The most advanced project in OmegaCorp’s portfolio is its wholly owned Kariba uranium property, which is located about 200 km south of Lusaka, the capital of Zambia.
A preliminary assessment by consultants retained by the Australian firm suggests that it would cost about US$60 million to develop an open-pit mine on the property, capable of producing 1.5 million lbs. uranium annually at a cost of US$23 per lb.
Hochstein notes that since the property benefits from proximity to power lines and water, it is reasonable to assume that production could start sometime between 2009 and 2011.
“The 2011 timeframe is the most realistic for the project,” he says.
Under the offer, Denison — while retaining the uranium rights — is planning to spin off exploration properties in Mozambique, known as the Mavuzi assets, to Omega shareholders. Those assets will be spun into a new company to be listed on the Australian Stock Exchange.

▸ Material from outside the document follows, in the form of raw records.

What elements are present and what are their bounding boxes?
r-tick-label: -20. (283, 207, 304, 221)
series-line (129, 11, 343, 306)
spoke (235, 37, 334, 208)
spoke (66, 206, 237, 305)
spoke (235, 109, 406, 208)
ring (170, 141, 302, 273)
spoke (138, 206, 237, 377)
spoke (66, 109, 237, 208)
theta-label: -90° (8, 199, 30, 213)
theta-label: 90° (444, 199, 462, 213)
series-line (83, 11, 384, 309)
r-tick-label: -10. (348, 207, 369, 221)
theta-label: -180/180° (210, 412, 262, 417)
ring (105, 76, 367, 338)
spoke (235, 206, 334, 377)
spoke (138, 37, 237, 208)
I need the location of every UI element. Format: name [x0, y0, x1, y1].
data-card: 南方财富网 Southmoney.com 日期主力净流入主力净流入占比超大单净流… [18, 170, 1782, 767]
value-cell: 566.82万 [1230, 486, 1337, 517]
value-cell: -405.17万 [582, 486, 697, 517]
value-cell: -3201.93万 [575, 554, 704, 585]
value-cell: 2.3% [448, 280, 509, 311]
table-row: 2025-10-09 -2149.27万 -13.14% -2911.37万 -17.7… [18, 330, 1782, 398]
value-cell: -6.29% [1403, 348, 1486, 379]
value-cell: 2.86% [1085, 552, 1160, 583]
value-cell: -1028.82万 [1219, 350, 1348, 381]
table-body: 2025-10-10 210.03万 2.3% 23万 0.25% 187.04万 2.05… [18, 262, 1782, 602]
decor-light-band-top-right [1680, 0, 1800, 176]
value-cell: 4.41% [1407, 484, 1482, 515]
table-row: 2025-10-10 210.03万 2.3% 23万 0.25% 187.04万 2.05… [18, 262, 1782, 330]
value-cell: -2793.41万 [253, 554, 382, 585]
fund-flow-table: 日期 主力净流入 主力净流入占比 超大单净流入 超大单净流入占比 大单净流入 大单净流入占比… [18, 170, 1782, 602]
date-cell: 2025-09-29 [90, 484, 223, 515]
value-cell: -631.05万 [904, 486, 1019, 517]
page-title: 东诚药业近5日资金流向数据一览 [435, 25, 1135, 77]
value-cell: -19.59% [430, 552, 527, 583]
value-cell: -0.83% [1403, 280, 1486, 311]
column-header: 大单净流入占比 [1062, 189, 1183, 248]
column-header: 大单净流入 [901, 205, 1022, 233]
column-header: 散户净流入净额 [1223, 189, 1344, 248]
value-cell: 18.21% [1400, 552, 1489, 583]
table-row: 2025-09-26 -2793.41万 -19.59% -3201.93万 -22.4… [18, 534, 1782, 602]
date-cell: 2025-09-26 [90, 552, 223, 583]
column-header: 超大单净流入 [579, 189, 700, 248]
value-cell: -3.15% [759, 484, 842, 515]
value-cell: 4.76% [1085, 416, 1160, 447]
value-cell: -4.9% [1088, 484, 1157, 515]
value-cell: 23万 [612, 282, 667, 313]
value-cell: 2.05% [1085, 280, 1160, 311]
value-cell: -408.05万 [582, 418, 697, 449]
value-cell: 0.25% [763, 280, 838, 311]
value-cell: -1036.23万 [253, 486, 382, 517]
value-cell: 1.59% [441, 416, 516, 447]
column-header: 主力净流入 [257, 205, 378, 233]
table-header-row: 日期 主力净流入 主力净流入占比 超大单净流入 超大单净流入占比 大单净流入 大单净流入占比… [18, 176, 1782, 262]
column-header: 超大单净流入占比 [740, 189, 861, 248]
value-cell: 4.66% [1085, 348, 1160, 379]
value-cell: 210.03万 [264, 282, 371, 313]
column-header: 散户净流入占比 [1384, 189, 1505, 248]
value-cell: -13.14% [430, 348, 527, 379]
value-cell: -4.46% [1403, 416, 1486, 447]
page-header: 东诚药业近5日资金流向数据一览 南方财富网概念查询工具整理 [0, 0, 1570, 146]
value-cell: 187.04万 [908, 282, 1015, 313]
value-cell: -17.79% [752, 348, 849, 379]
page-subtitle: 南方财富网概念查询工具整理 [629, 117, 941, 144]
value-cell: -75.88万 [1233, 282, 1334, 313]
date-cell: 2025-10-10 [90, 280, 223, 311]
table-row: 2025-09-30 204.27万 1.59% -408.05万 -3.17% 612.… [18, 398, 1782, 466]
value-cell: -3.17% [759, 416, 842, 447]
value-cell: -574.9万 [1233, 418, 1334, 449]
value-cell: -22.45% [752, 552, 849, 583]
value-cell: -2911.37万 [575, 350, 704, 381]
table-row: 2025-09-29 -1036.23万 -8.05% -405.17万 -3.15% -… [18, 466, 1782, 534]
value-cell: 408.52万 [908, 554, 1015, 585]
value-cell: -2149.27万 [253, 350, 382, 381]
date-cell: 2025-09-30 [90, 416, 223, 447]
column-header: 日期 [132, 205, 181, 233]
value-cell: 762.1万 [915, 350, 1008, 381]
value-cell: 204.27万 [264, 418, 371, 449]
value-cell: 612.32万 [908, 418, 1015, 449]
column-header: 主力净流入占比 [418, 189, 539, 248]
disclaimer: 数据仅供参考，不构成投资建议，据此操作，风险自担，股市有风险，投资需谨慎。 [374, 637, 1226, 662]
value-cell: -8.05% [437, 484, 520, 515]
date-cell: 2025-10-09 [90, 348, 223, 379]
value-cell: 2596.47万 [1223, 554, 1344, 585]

During a conference call with analysts on Tuesday, Denison officials said the Lundin family is quite familiar with the operating climate in Africa, which it considers to be stable.
However, Hochstein says the Zambian government is working with the International Atomic Energy Agency to establish an appropriate regulatory environment for its uranium sector before issuing any more mining licences.